Ordinazioni. Parla il rettore don Giampaolo Dianin: "Il "virus" buono di due presbiteri"
Saranno ricordati come i preti del Covid-19, quelli ordinati in luglio come succedeva in passato, quelli che non hanno avuto la Cattedrale colma di gente. Faccio fatica a essere triste per tutto questo, anzi sono sobriamente contento che diminuiscano gli aspetti esteriori per far emergere la sostanza e la verità dell’ordinazione presbiterale.
In queste settimane ho pensato ai preti ordinati clandestinamente nei Paesi dove la fede era perseguitata, a quelli ordinati nel nascondimento perché nessuna manifestazione pubblica è possibile. Dopo quattro mesi nei quali a tutti i cristiani sono state chieste tante rinunce nella manifestazione pubblica del loro credere, ci sta che anche l’ordinazione presbiterale respiri in sintonia con questo tempo difficile ma anche di grazia.
A conferma di quanto sto dicendo mi permetto di riportare le parole di Luca, uno dei due ordinandi: «Non nascondo il dispiacere ma, allo stesso tempo, sento il desiderio di diventare prete, di concludere questo cammino per intraprendere un cammino molto più lungo, se il Signore lo vorrà, e magari essere già disponibile per l’estate nell’aiutare le nostre parrocchie di servizio o dove ci sarà bisogno, pensando che sarà un’estate, molto probabilmente, senza tante attività».
Riporto anche alcune parole di Eros quando sembrava che l’unica strada fosse quella di un’ordinazione a porte chiuse: «Con gli anni di seminario è cresciuta in me la consapevolezza che l’ordinazione non sia solo “qualcosa per me” ma una celebrazione della Diocesi, in cui è inserita la mia risposta a una chiamata vocazionale. È la comunità (l’abbiamo detto tante volte), che riconosce nell’imposizione delle mani un nuovo pastore, al quale farà riferimento nel suo cammino perché possa guidarla verso Cristo».
Domenica 5 luglio ci sono loro – Eros e Luca – c’è il vescovo, ci sono i familiari e anche un piccolo gruppo di presbiteri, c’è una rappresentanza delle comunità di origine e di servizio. Molti altri possono unirsi attraverso i vari mezzi di comunicazione di cui siamo diventati tutti esperti in questi mesi. La Chiesa c’è, ma tutto in quella sobrietà che ci costringe a riconoscere l’essenziale, così come in questi quattro mesi abbiamo riscoperto il nudo battesimo come fondamento della nostra fede e abbiamo custodito la speranza e la nostalgia di celebrare l’eucaristia e di ritrovarci nella comunità.
Sono i preti ordinati nel tempo della prova, e portano con loro la consapevolezza di essere pastori in modo particolare per coloro che sono alla ricerca di Dio, che sono provati e curvati dalla vita, dei giovani confusi o troppo esuberanti, degli anziani e di coloro che sono soli. Fin dal primo giorno del loro ministero imparano a stare con i piedi per terra, a confidare di più nella preghiera di intercessione che negli applausi e riconoscimenti pubblici. «Servi inutili» come lo è stato il loro Maestro a cui per vocazione stanno donando la vita. Un virus buono in questo tempo fa bene a tutti noi.

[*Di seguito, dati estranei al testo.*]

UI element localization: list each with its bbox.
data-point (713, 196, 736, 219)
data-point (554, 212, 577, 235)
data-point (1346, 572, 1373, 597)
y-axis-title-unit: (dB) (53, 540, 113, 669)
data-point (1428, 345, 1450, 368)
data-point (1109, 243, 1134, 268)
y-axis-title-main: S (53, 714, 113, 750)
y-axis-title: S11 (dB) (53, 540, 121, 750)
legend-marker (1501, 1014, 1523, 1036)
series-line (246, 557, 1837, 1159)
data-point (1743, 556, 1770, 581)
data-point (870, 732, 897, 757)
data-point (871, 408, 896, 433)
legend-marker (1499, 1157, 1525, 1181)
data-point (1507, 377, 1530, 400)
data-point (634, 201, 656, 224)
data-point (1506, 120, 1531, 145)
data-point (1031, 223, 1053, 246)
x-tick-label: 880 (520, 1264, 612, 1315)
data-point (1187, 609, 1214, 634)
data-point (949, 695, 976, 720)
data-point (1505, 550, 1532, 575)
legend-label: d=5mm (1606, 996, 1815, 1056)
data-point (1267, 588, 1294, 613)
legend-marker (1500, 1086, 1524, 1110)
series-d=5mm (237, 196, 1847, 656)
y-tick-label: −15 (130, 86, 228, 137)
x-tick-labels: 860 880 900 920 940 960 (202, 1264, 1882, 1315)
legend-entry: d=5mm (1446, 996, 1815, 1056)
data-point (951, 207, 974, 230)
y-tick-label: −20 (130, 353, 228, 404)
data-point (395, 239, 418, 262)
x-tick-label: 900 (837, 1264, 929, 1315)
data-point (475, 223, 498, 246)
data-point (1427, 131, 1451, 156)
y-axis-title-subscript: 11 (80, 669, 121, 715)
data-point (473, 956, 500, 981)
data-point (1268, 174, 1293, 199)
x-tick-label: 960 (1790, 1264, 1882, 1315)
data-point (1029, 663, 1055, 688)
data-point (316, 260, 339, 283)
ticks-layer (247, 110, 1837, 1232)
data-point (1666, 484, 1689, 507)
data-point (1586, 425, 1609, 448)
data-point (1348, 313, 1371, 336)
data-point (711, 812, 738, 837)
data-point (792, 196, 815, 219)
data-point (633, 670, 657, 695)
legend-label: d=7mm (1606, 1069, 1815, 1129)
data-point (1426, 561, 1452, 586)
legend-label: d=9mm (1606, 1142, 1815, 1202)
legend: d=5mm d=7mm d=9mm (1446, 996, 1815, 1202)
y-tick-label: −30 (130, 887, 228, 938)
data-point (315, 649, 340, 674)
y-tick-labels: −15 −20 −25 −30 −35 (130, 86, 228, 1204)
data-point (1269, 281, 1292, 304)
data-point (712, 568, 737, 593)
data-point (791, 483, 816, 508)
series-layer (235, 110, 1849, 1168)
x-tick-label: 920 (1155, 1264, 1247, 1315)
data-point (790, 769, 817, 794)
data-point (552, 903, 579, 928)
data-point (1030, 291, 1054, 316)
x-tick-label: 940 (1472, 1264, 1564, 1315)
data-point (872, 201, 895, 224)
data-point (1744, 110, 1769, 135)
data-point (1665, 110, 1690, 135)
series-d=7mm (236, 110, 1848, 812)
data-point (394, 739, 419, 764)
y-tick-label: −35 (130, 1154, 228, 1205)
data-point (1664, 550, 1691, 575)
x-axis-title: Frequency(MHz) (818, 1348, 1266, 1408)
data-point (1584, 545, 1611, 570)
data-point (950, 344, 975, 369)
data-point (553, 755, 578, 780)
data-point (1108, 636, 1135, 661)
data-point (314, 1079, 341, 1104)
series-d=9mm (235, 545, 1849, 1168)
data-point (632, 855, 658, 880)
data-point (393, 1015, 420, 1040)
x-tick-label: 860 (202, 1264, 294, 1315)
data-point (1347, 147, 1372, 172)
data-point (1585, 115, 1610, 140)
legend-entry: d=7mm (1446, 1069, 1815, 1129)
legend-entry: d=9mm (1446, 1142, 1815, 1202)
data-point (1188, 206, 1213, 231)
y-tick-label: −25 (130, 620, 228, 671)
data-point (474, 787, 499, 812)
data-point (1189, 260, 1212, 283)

Due anniversari per il seminario diocesano
Non solo il Coronavirus ha reso particolare quest’anno, ma anche una importante ricorrenza: lo scorso dicembre sono stati ricordati i 450 anni dalla fondazione del seminario diocesano e il prossimo 4 novembre si ricorderanno i 350 anni dalla rifondazione, operata da san Gregorio Barbarigo.
«Non ci teniamo a ricordare queste date solo per il gusto di festeggiare – spiega la comunità del seminario maggiore – ma vogliamo aggrapparci alle nostre radici perché in san Gregorio Barbarigo troviamo un testimone vero di un pastore che consuma la propria vita nel servire il suo gregge, con fedeltà e fiducia totale nel Signore. Alla sua protezione affidiamo il suo cor cordis: il nostro caro seminario padovano».